Single-molecule analyzer unveiled

U.S. Genomics has introduced its trilogy 2020 Single Molecule Analyzer, a benchtop platform that detects and quantitates individual nucleic acid molecules. The technology combines microfluidics, optical engineering, and labeling strategies to eliminate the need for amplification. The first application for the instrument is the direct detection of microRNA molecules, which are short RNA molecules that play a role in cancer and other diseases. In this assay, the target molecule is the only one in the sample that will hybridize to both of two fluorescently labeled probes added to the sample.
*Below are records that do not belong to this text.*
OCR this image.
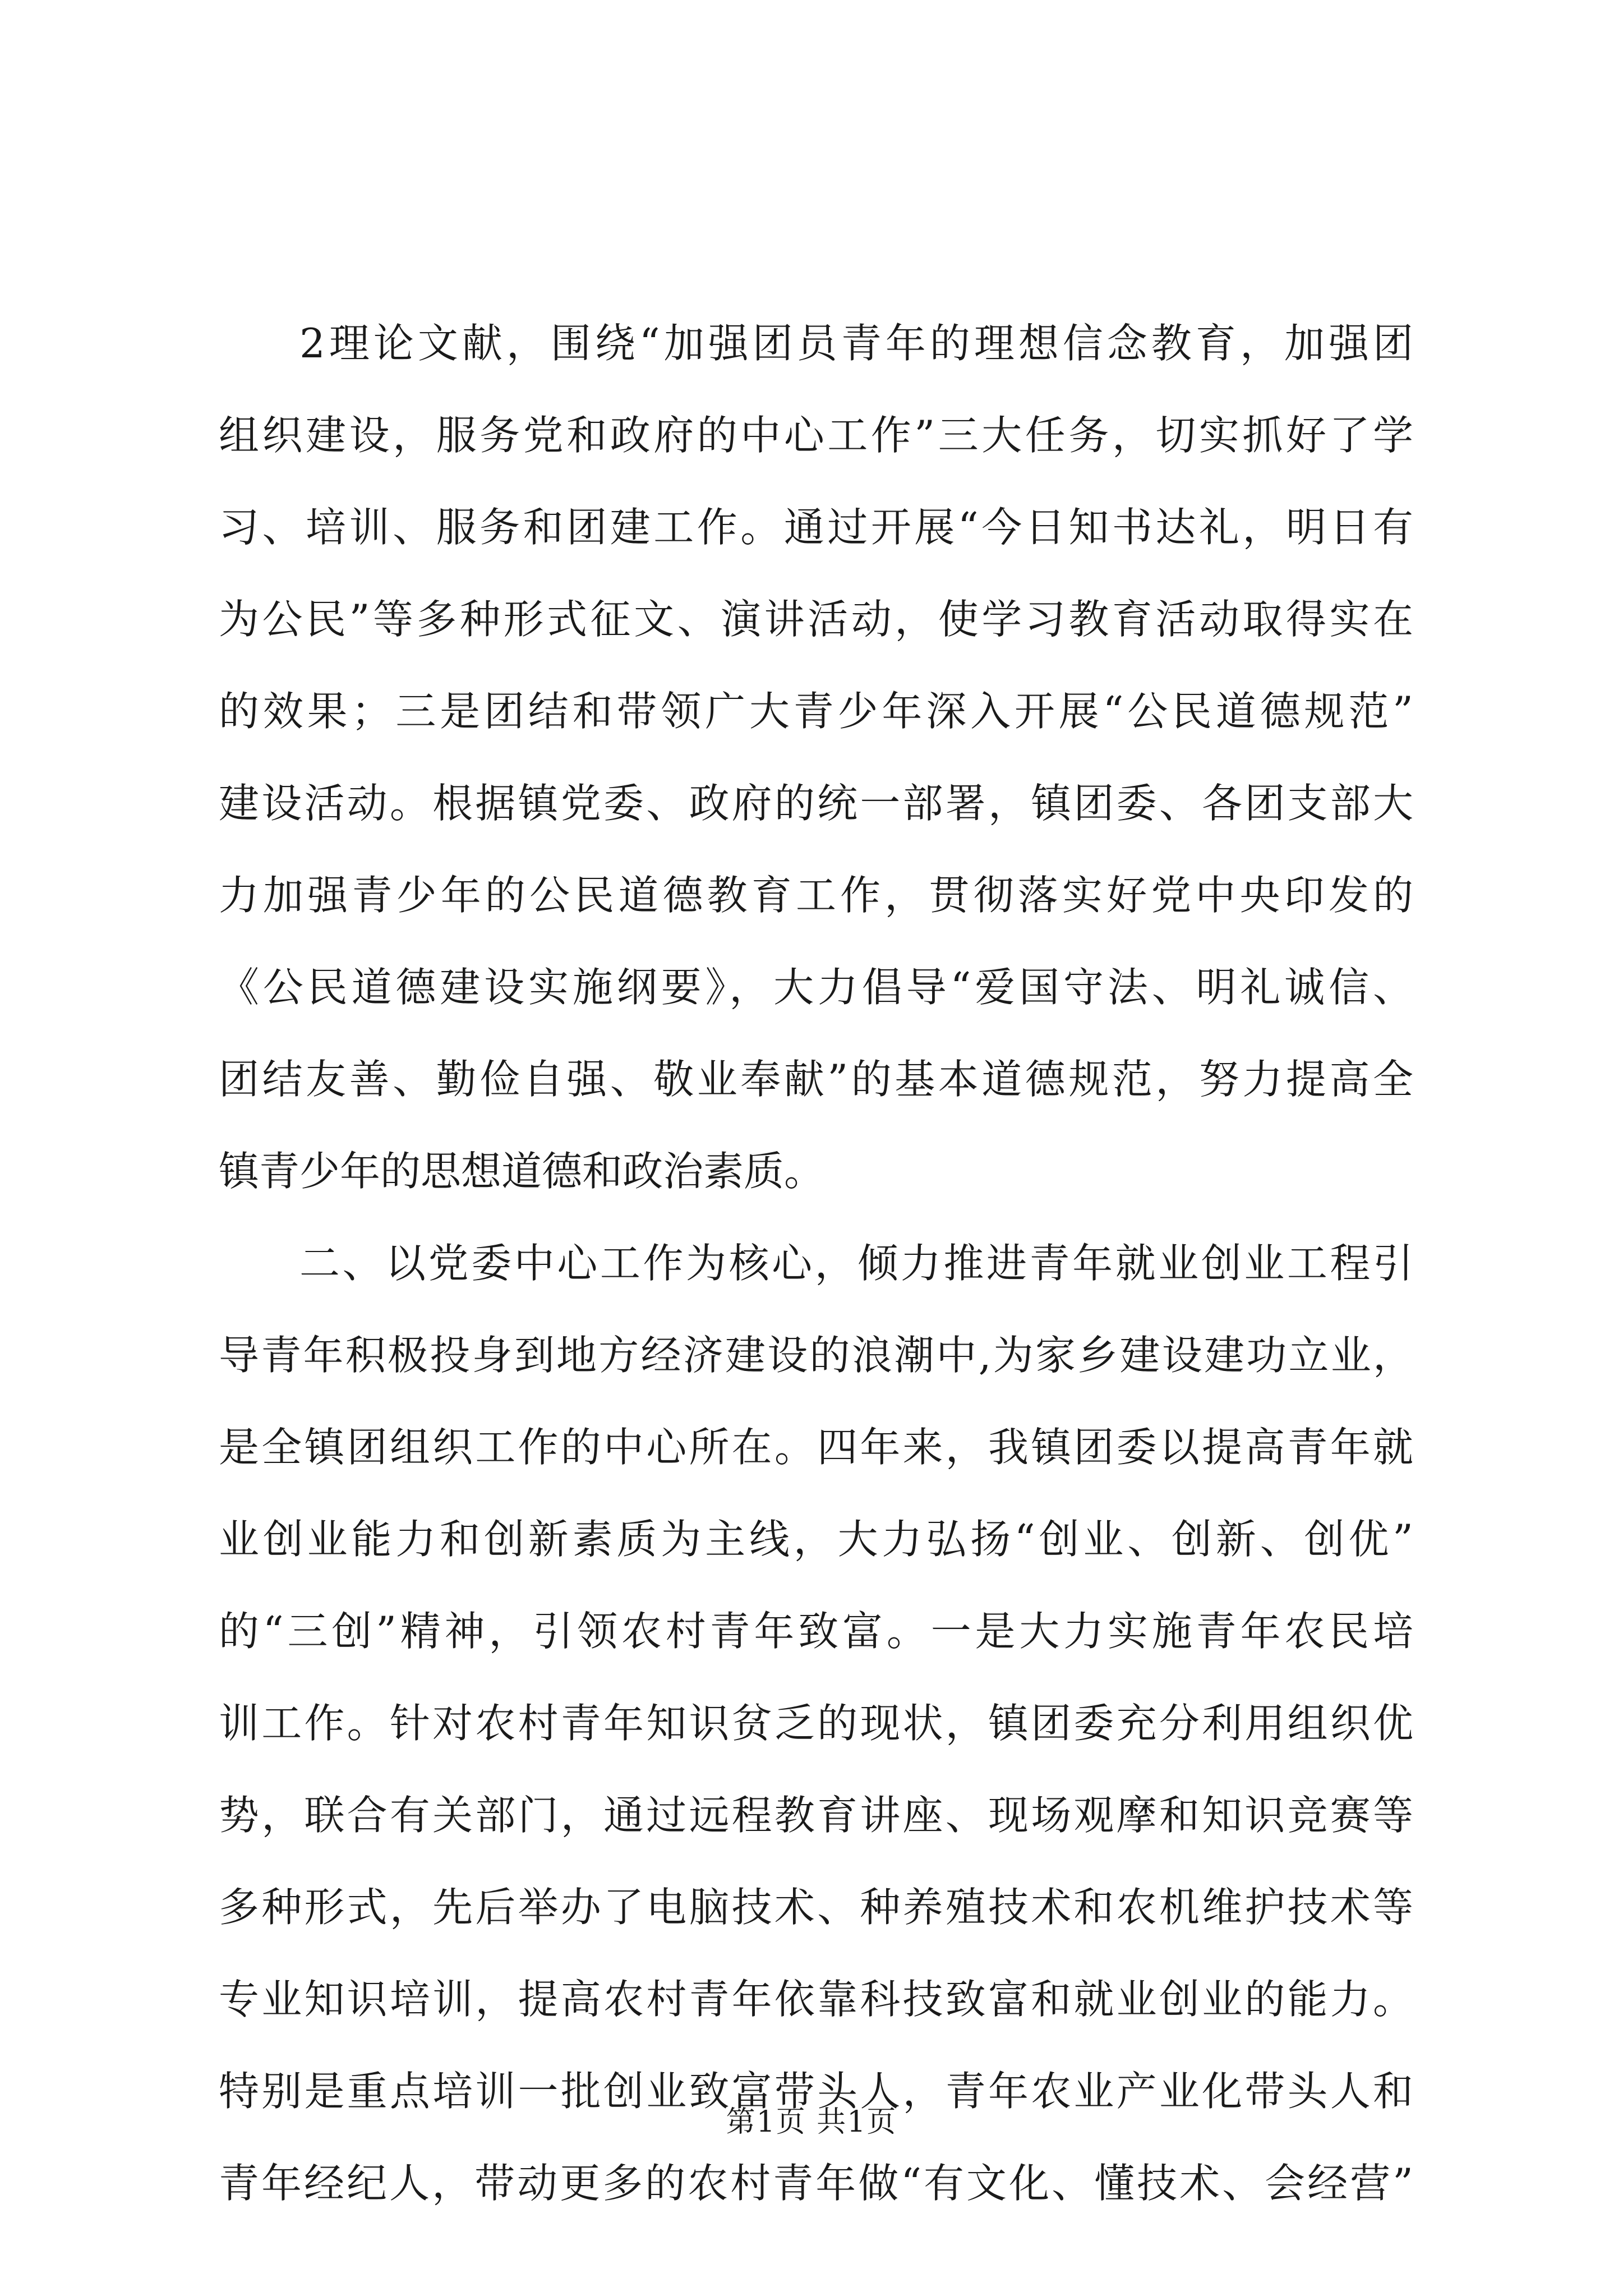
2理论文献，围绕“加强团员青年的理想信念教育，加强团
组织建设，服务党和政府的中心工作”三大任务，切实抓好了学
习、培训、服务和团建工作。通过开展“今日知书达礼，明日有
为公民”等多种形式征文、演讲活动，使学习教育活动取得实在
的效果；三是团结和带领广大青少年深入开展“公民道德规范”
建设活动。根据镇党委、政府的统一部署，镇团委、各团支部大
力加强青少年的公民道德教育工作，贯彻落实好党中央印发的
《公民道德建设实施纲要》，大力倡导“爱国守法、明礼诚信、
团结友善、勤俭自强、敬业奉献”的基本道德规范，努力提高全
镇青少年的思想道德和政治素质。
二、以党委中心工作为核心，倾力推进青年就业创业工程引
导青年积极投身到地方经济建设的浪潮中,为家乡建设建功立业，
是全镇团组织工作的中心所在。四年来，我镇团委以提高青年就
业创业能力和创新素质为主线，大力弘扬“创业、创新、创优”
的“三创”精神，引领农村青年致富。一是大力实施青年农民培
训工作。针对农村青年知识贫乏的现状，镇团委充分利用组织优
势，联合有关部门，通过远程教育讲座、现场观摩和知识竞赛等
多种形式，先后举办了电脑技术、种养殖技术和农机维护技术等
专业知识培训，提高农村青年依靠科技致富和就业创业的能力。
特别是重点培训一批创业致富带头人，青年农业产业化带头人和
青年经纪人，带动更多的农村青年做“有文化、懂技术、会经营”
第1页 共1页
After hybridization, the sample is directed through microfluidic channels into a glass capillary where multiple lasers excite the probes. Only doubly labeled micro-RNA molecules are counted. The system accommodates 96- and 384-well plates and up to 2,000 samples per day.

Thermo buys NITON

Thermo Electron has bought niton LLC for approximately $40.5 million in cash. NITON is a provider of portable X-ray analyzers for the metals, petrochemical, and environmental markets. It had revenues of $36 million in 2004. "NITON helps Thermo bring a traditional laboratory-based analytical technique to settings outside the laboratory," says Marijn E. Dekkers, president and chief executive officer of Thermo Electron. NITON, which is headquartered in Billerica, Mass., will become part of the Scientific Instruments product line of Thermo's Life & Laboratory Sciences segment.
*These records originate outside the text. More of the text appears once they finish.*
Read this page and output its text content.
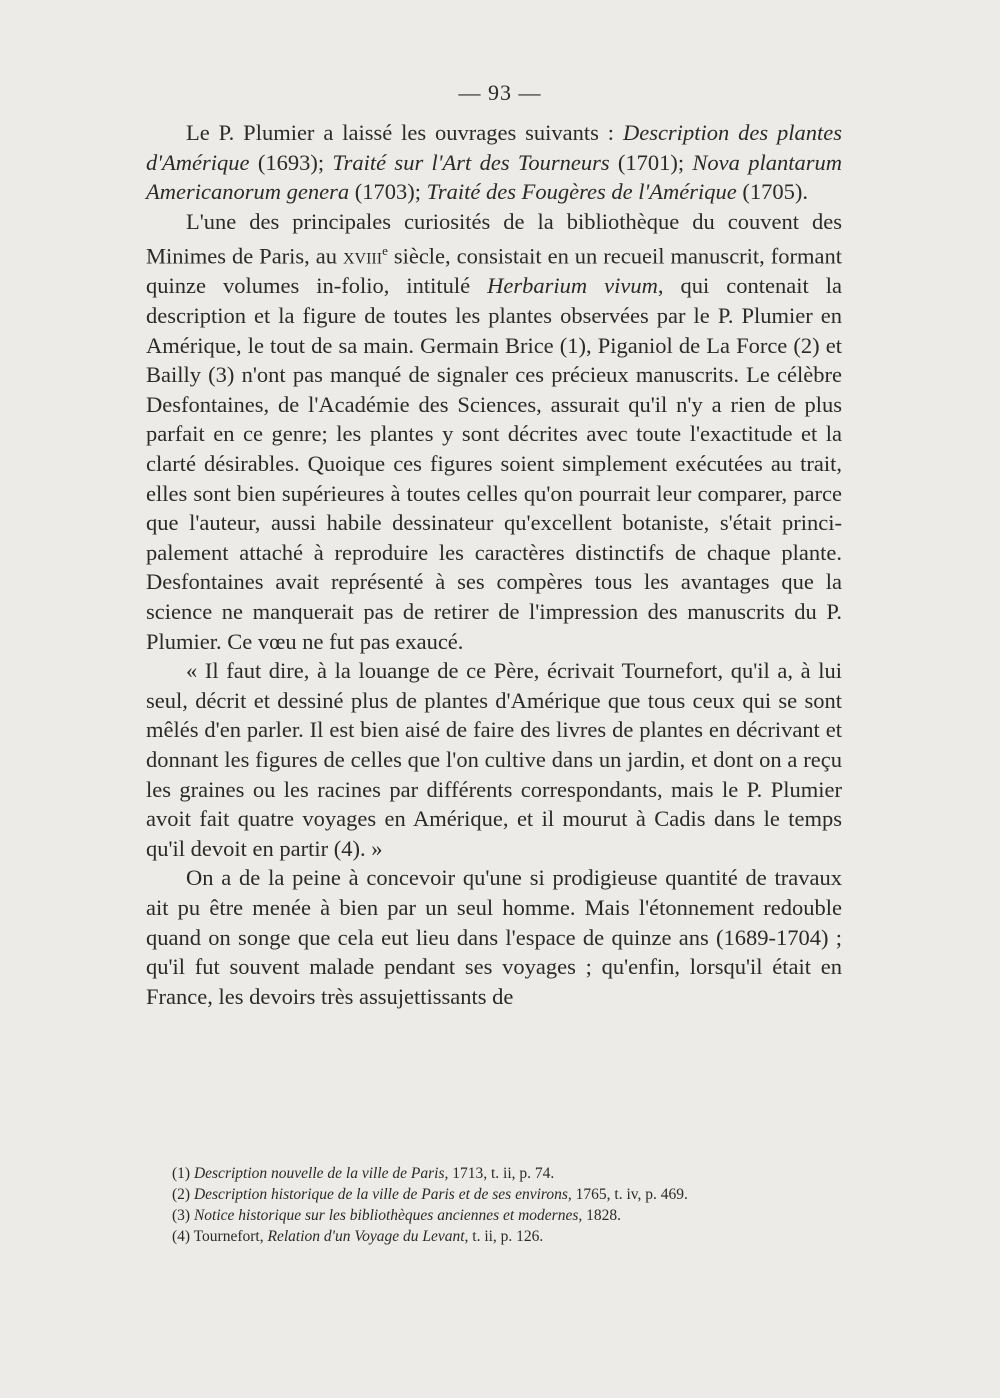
— 93 —

Le P. Plumier a laissé les ouvrages suivants : Description des plantes d'Amérique (1693); Traité sur l'Art des Tourneurs (1701); Nova plantarum Americanorum genera (1703); Traité des Fougères de l'Amérique (1705).

L'une des principales curiosités de la bibliothèque du couvent des Minimes de Paris, au xviii$^e$ siècle, consistait en un recueil manuscrit, formant quinze volumes in-folio, intitulé Herbarium vivum, qui contenait la description et la figure de toutes les plantes observées par le P. Plumier en Amérique, le tout de sa main. Germain Brice (1), Piganiol de La Force (2) et Bailly (3) n'ont pas manqué de signaler ces précieux manuscrits. Le célèbre Desfontaines, de l'Académie des Sciences, assurait qu'il n'y a rien de plus parfait en ce genre; les plantes y sont décrites avec toute l'exactitude et la clarté désirables. Quoique ces figures soient simplement exécutées au trait, elles sont bien supérieures à toutes celles qu'on pourrait leur comparer, parce que l'auteur, aussi habile dessinateur qu'excellent botaniste, s'était principalement attaché à reproduire les caractères distinctifs de chaque plante. Desfontaines avait représenté à ses compères tous les avantages que la science ne manquerait pas de retirer de l'impression des manuscrits du P. Plumier. Ce vœu ne fut pas exaucé.

« Il faut dire, à la louange de ce Père, écrivait Tournefort, qu'il a, à lui seul, décrit et dessiné plus de plantes d'Amérique que tous ceux qui se sont mêlés d'en parler. Il est bien aisé de faire des livres de plantes en décrivant et donnant les figures de celles que l'on cultive dans un jardin, et dont on a reçu les graines ou les racines par différents correspondants, mais le P. Plumier avoit fait quatre voyages en Amérique, et il mourut à Cadis dans le temps qu'il devoit en partir (4). »

On a de la peine à concevoir qu'une si prodigieuse quantité de travaux ait pu être menée à bien par un seul homme. Mais l'étonnement redouble quand on songe que cela eut lieu dans l'espace de quinze ans (1689-1704) ; qu'il fut souvent malade pendant ses voyages ; qu'enfin, lorsqu'il était en France, les devoirs très assujettissants de

(1) Description nouvelle de la ville de Paris, 1713, t. ii, p. 74.
(2) Description historique de la ville de Paris et de ses environs, 1765, t. iv, p. 469.
(3) Notice historique sur les bibliothèques anciennes et modernes, 1828.
(4) Tournefort, Relation d'un Voyage du Levant, t. ii, p. 126.
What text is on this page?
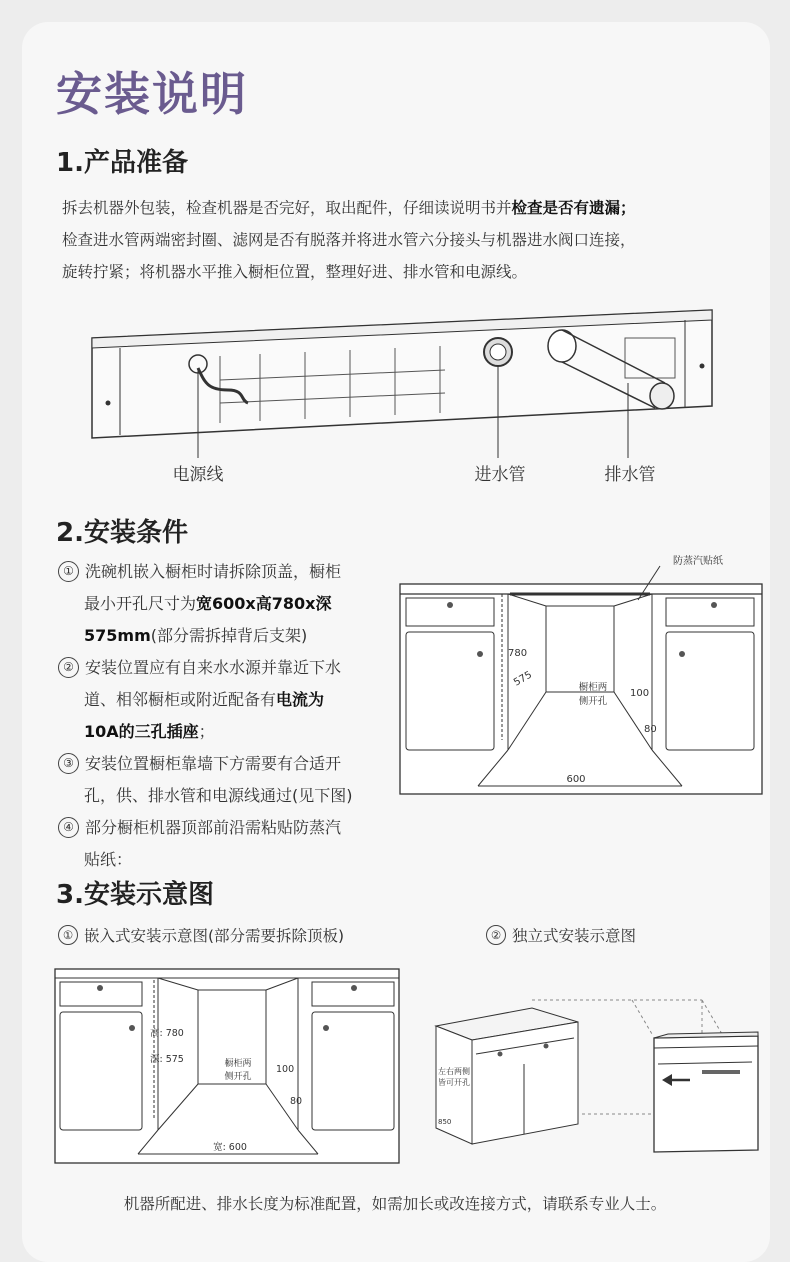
安装说明
1.产品准备
拆去机器外包装，检查机器是否完好，取出配件，仔细读说明书并检查是否有遗漏；
检查进水管两端密封圈、滤网是否有脱落并将进水管六分接头与机器进水阀口连接，
旋转拧紧；将机器水平推入橱柜位置，整理好进、排水管和电源线。
电源线	进水管	排水管
2.安装条件
① 洗碗机嵌入橱柜时请拆除顶盖，橱柜
最小开孔尺寸为宽600x高780x深
575mm(部分需拆掉背后支架)
② 安装位置应有自来水水源并靠近下水
道、相邻橱柜或附近配备有电流为
10A的三孔插座；
③ 安装位置橱柜靠墙下方需要有合适开
孔，供、排水管和电源线通过(见下图)
④ 部分橱柜机器顶部前沿需粘贴防蒸汽
贴纸：
防蒸汽贴纸
780
575
600
橱柜两
侧开孔
100
80
3.安装示意图
① 嵌入式安装示意图(部分需要拆除顶板)	② 独立式安装示意图
高: 780
深: 575
宽: 600
橱柜两
侧开孔
100
80
左右两侧
皆可开孔
850
机器所配进、排水长度为标准配置，如需加长或改连接方式，请联系专业人士。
Beckman offers protein chemistries to find biomarkers

Beckman Coulter's first product in its new line of ProteomeLab partitioning systems and chemistries for isolating and analyzing protein-based biomarkers is the IgY-12 Proteome Partitioning Chemistry. Based on avian-generated antibodies bound to inert beads, IgY-12 liquid chromatography and centrifugation spin columns can selectively partition the 12 most abundant proteins, which make up as much as 96% of the protein mass, in human serum or plasma. The resulting enriched samples, which include medium- and low-abundance proteins, are targets for biomarker discovery.

New executives named

Combisep, a developer of multiplexed absorbance-based capillary electrophoresis instruments, has named Mark F. McDonald, 54, to the new role of chief operating officer. McDonald is currently president of Rheodyne, a manufacturer of high-performance liquid chromatography sample injectors and multichannel degassing devices. Separately, Agilent Technologies has promoted Rick Burdsall, 42, to vice president and chief information officer. Burdsall replaces Marty Chuck, who left Agilent earlier this year.
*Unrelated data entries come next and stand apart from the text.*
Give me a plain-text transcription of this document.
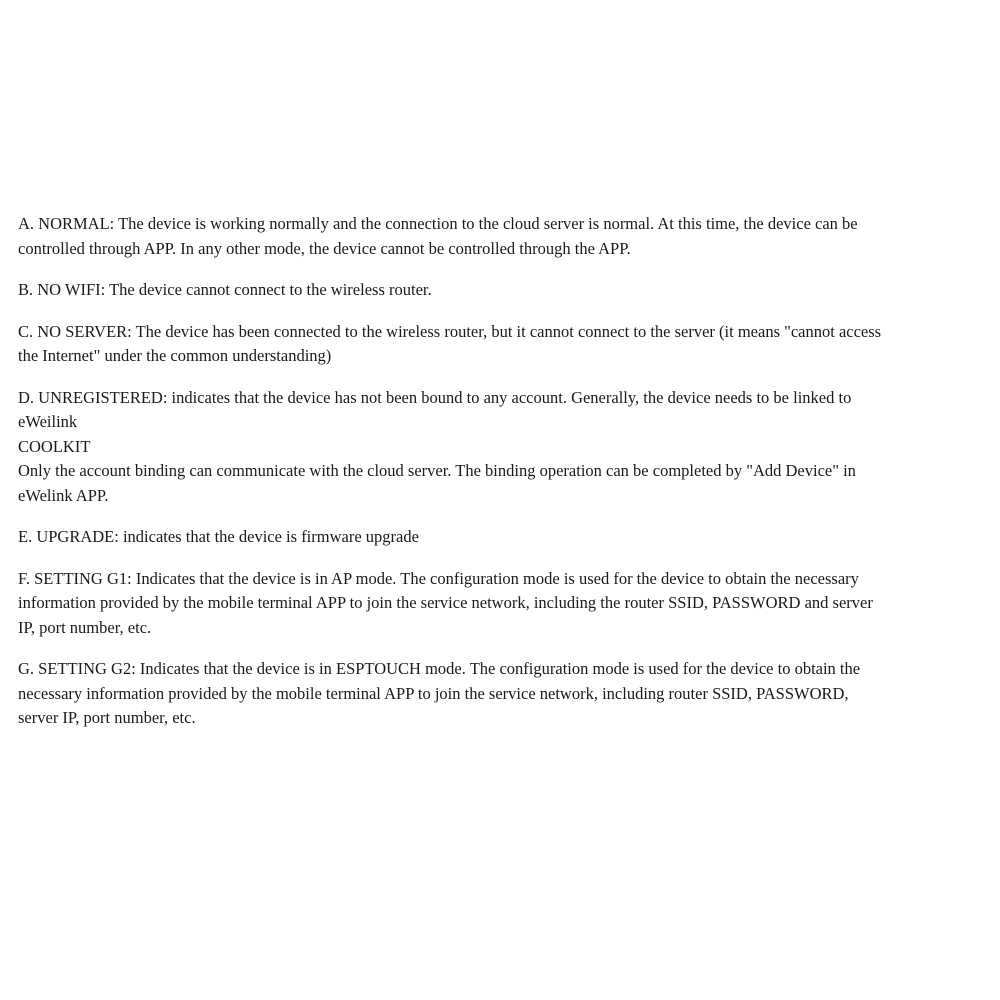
A. NORMAL: The device is working normally and the connection to the cloud server is normal. At this time, the device can be
controlled through APP. In any other mode, the device cannot be controlled through the APP.

B. NO WIFI: The device cannot connect to the wireless router.

C. NO SERVER: The device has been connected to the wireless router, but it cannot connect to the server (it means "cannot access
the Internet" under the common understanding)

D. UNREGISTERED: indicates that the device has not been bound to any account. Generally, the device needs to be linked to
eWeilink
COOLKIT
Only the account binding can communicate with the cloud server. The binding operation can be completed by "Add Device" in
eWelink APP.

E. UPGRADE: indicates that the device is firmware upgrade

F. SETTING G1: Indicates that the device is in AP mode. The configuration mode is used for the device to obtain the necessary
information provided by the mobile terminal APP to join the service network, including the router SSID, PASSWORD and server
IP, port number, etc.

G. SETTING G2: Indicates that the device is in ESPTOUCH mode. The configuration mode is used for the device to obtain the
necessary information provided by the mobile terminal APP to join the service network, including router SSID, PASSWORD,
server IP, port number, etc.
Waters Corp. has entered a Cooperative Research & Development Agreement with the U.S. Environmental Protection Agency's Region 5 Central Regional Laboratory in Chicago to create mass spectral libraries of more than 200 water-soluble organic compounds that aren't amenable to detection by gas chromatography coupled with mass spectrometry. The libraries will be generated with data from Waters' Alliance HPLC system combined with either its Micromass ZQ mass spectrometer or the Micromass Quattro micro API mass spectrometer. The compilation will help local officials as they respond to contamination and perform routine environmental analyses.

In other environmentally related activities, Waters sponsored its inaugural Environmental Summit last month in Manchester, England. Waters senior executives met with industry leaders to discuss the use of technology in environmental monitoring. The program also included environmental experts Larry Zintek from EPA, Damia Barcelo from the Spanish National Research Council, and Bert van Bavel from Örebro University, in Sweden, discussing future directions in environmental regulations.